Pulmonary drug delivery and retention: a computational study to identify plausible parameters based on a coupled airway-mucus flow model

TL;DR

This study develops a coupled airway-mucus flow model to analyze pulmonary drug delivery, identifying optimal aerosol sizes and breathing conditions for effective deep lung targeting, which can improve drug efficacy and reduce side effects.

Contribution

It introduces a computational model that couples aerosol transport and mucus flow to optimize pulmonary drug delivery parameters for deep lung targeting.

Findings

Aerosols of 1-5 μm are most effective for deep lung delivery.

Doubling breathing time increases drug deposition in deep lungs by a factor of 2.
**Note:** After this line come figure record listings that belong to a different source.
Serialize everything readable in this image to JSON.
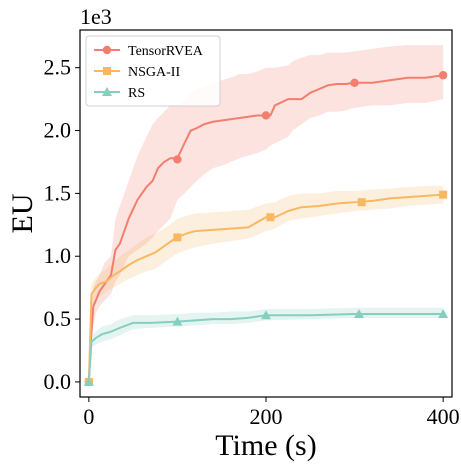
{
  "chart_data": {
    "type": "line",
    "title": "",
    "xlabel": "Time (s)",
    "ylabel": "EU",
    "y_multiplier_label": "1e3",
    "xlim": [
      -10,
      410
    ],
    "ylim": [
      -0.12,
      2.8
    ],
    "x_ticks": [
      0,
      200,
      400
    ],
    "x_tick_labels": [
      "0",
      "200",
      "400"
    ],
    "y_ticks": [
      0.0,
      0.5,
      1.0,
      1.5,
      2.0,
      2.5
    ],
    "y_tick_labels": [
      "0.0",
      "0.5",
      "1.0",
      "1.5",
      "2.0",
      "2.5"
    ],
    "grid": false,
    "legend_position": "top-left",
    "series": [
      {
        "name": "TensorRVEA",
        "color": "#f07f6e",
        "marker": "circle",
        "x": [
          0,
          2,
          5,
          8,
          12,
          18,
          25,
          30,
          35,
          45,
          55,
          65,
          72,
          78,
          85,
          92,
          100,
          108,
          115,
          122,
          130,
          140,
          150,
          160,
          170,
          180,
          190,
          200,
          205,
          210,
          225,
          230,
          240,
          250,
          260,
          270,
          280,
          290,
          300,
          320,
          340,
          360,
          380,
          400
        ],
        "y": [
          0.0,
          0.3,
          0.6,
          0.65,
          0.72,
          0.78,
          0.85,
          1.05,
          1.1,
          1.3,
          1.45,
          1.55,
          1.6,
          1.7,
          1.75,
          1.78,
          1.78,
          1.9,
          2.0,
          2.02,
          2.05,
          2.07,
          2.08,
          2.09,
          2.1,
          2.11,
          2.12,
          2.12,
          2.12,
          2.2,
          2.25,
          2.25,
          2.25,
          2.3,
          2.33,
          2.36,
          2.37,
          2.37,
          2.38,
          2.38,
          2.4,
          2.42,
          2.42,
          2.44
        ],
        "y_lower": [
          0.0,
          0.25,
          0.45,
          0.55,
          0.6,
          0.65,
          0.7,
          0.8,
          0.85,
          1.0,
          1.05,
          1.1,
          1.15,
          1.2,
          1.25,
          1.3,
          1.45,
          1.5,
          1.55,
          1.6,
          1.65,
          1.7,
          1.72,
          1.75,
          1.78,
          1.8,
          1.82,
          1.85,
          1.88,
          1.9,
          1.95,
          2.0,
          2.05,
          2.1,
          2.12,
          2.15,
          2.15,
          2.16,
          2.18,
          2.2,
          2.2,
          2.22,
          2.22,
          2.25
        ],
        "y_upper": [
          0.0,
          0.35,
          0.75,
          0.8,
          0.85,
          0.95,
          1.0,
          1.3,
          1.4,
          1.6,
          1.8,
          1.95,
          2.05,
          2.1,
          2.15,
          2.2,
          2.2,
          2.25,
          2.3,
          2.33,
          2.35,
          2.37,
          2.4,
          2.42,
          2.45,
          2.45,
          2.47,
          2.5,
          2.5,
          2.5,
          2.52,
          2.55,
          2.58,
          2.6,
          2.6,
          2.62,
          2.62,
          2.62,
          2.63,
          2.65,
          2.67,
          2.68,
          2.68,
          2.68
        ]
      },
      {
        "name": "NSGA-II",
        "color": "#f8b862",
        "marker": "square",
        "x": [
          0,
          3,
          8,
          12,
          20,
          28,
          35,
          45,
          55,
          65,
          75,
          85,
          95,
          100,
          110,
          120,
          140,
          160,
          180,
          200,
          210,
          225,
          240,
          260,
          280,
          300,
          320,
          340,
          360,
          380,
          400
        ],
        "y": [
          0.0,
          0.7,
          0.75,
          0.78,
          0.8,
          0.85,
          0.88,
          0.93,
          0.97,
          1.0,
          1.03,
          1.08,
          1.13,
          1.15,
          1.18,
          1.2,
          1.21,
          1.22,
          1.23,
          1.31,
          1.31,
          1.36,
          1.39,
          1.4,
          1.42,
          1.43,
          1.44,
          1.46,
          1.47,
          1.48,
          1.49
        ],
        "y_lower": [
          0.0,
          0.6,
          0.65,
          0.68,
          0.72,
          0.75,
          0.78,
          0.82,
          0.85,
          0.88,
          0.9,
          0.95,
          1.0,
          1.02,
          1.05,
          1.07,
          1.1,
          1.12,
          1.14,
          1.2,
          1.22,
          1.28,
          1.3,
          1.32,
          1.34,
          1.36,
          1.37,
          1.38,
          1.4,
          1.41,
          1.42
        ],
        "y_upper": [
          0.0,
          0.78,
          0.83,
          0.86,
          0.9,
          0.95,
          1.0,
          1.05,
          1.1,
          1.15,
          1.18,
          1.22,
          1.27,
          1.3,
          1.32,
          1.34,
          1.35,
          1.36,
          1.37,
          1.42,
          1.43,
          1.48,
          1.5,
          1.5,
          1.52,
          1.52,
          1.53,
          1.54,
          1.55,
          1.56,
          1.56
        ]
      },
      {
        "name": "RS",
        "color": "#86cfc0",
        "marker": "triangle",
        "x": [
          0,
          3,
          8,
          15,
          25,
          35,
          50,
          70,
          100,
          120,
          140,
          160,
          180,
          200,
          250,
          300,
          350,
          400
        ],
        "y": [
          0.0,
          0.32,
          0.35,
          0.38,
          0.4,
          0.43,
          0.47,
          0.47,
          0.48,
          0.49,
          0.5,
          0.5,
          0.51,
          0.53,
          0.53,
          0.54,
          0.54,
          0.54
        ],
        "y_lower": [
          0.0,
          0.28,
          0.3,
          0.32,
          0.34,
          0.37,
          0.42,
          0.43,
          0.44,
          0.45,
          0.46,
          0.46,
          0.47,
          0.49,
          0.5,
          0.51,
          0.51,
          0.51
        ],
        "y_upper": [
          0.0,
          0.36,
          0.4,
          0.44,
          0.46,
          0.5,
          0.53,
          0.53,
          0.54,
          0.55,
          0.55,
          0.56,
          0.56,
          0.58,
          0.58,
          0.59,
          0.59,
          0.59
        ]
      }
    ],
    "marker_points": [
      {
        "series": "TensorRVEA",
        "x": [
          0,
          100,
          200,
          300,
          400
        ],
        "y": [
          0.0,
          1.77,
          2.12,
          2.38,
          2.44
        ]
      },
      {
        "series": "NSGA-II",
        "x": [
          0,
          100,
          205,
          308,
          400
        ],
        "y": [
          0.0,
          1.15,
          1.31,
          1.43,
          1.49
        ]
      },
      {
        "series": "RS",
        "x": [
          0,
          100,
          200,
          305,
          400
        ],
        "y": [
          0.0,
          0.48,
          0.53,
          0.54,
          0.54
        ]
      }
    ]
  }
}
Breath control can enhance drug delivery efficacy and reduce required dosage.

Abstract

Pulmonary drug delivery systems rely on inhalation of drug-laden aerosols produced from aerosol generators such as inhalers, nebulizers etc. On deposition, the drug molecules diffuse in the mucus layer and are also subjected to mucociliary advection which transports the drugs away from the initial deposition site. The availability of the drug at a particular region of the lung is, thus, determined by a balance between these two phenomena. A mathematical analysis of drug deposition and retention in the lungs is developed through a coupled mathematical model of aerosol transport in air as well as drug molecule transport in the mucus layer. The mathematical model is solved computationally to identify suitable conditions for the transport of drug-laden aerosols to the deep lungs. This study identifies the conditions conducive for delivering drugs to the deep lungs which is crucial for achieving systemic drug delivery. The effect of different parameters on drug retention is also characterized for various regions of the lungs, which is important in determining the availability of the inhaled drugs at a target location. Our analysis confirms that drug delivery efficacy remains highest for aerosols in the size range of 1-5 $\mu$m. Moreover, it is observed that amount of drugs deposited in the deep lung increases by a factor of 2 when the breathing time period is doubled, with respect to normal breathing, suggesting breath control as a means to increase the efficacy of drug delivery to the deep lung. A higher efficacy also reduces the drug load required to be inhaled to produce the same health effects and hence, can help in minimizing the side effects of a drug.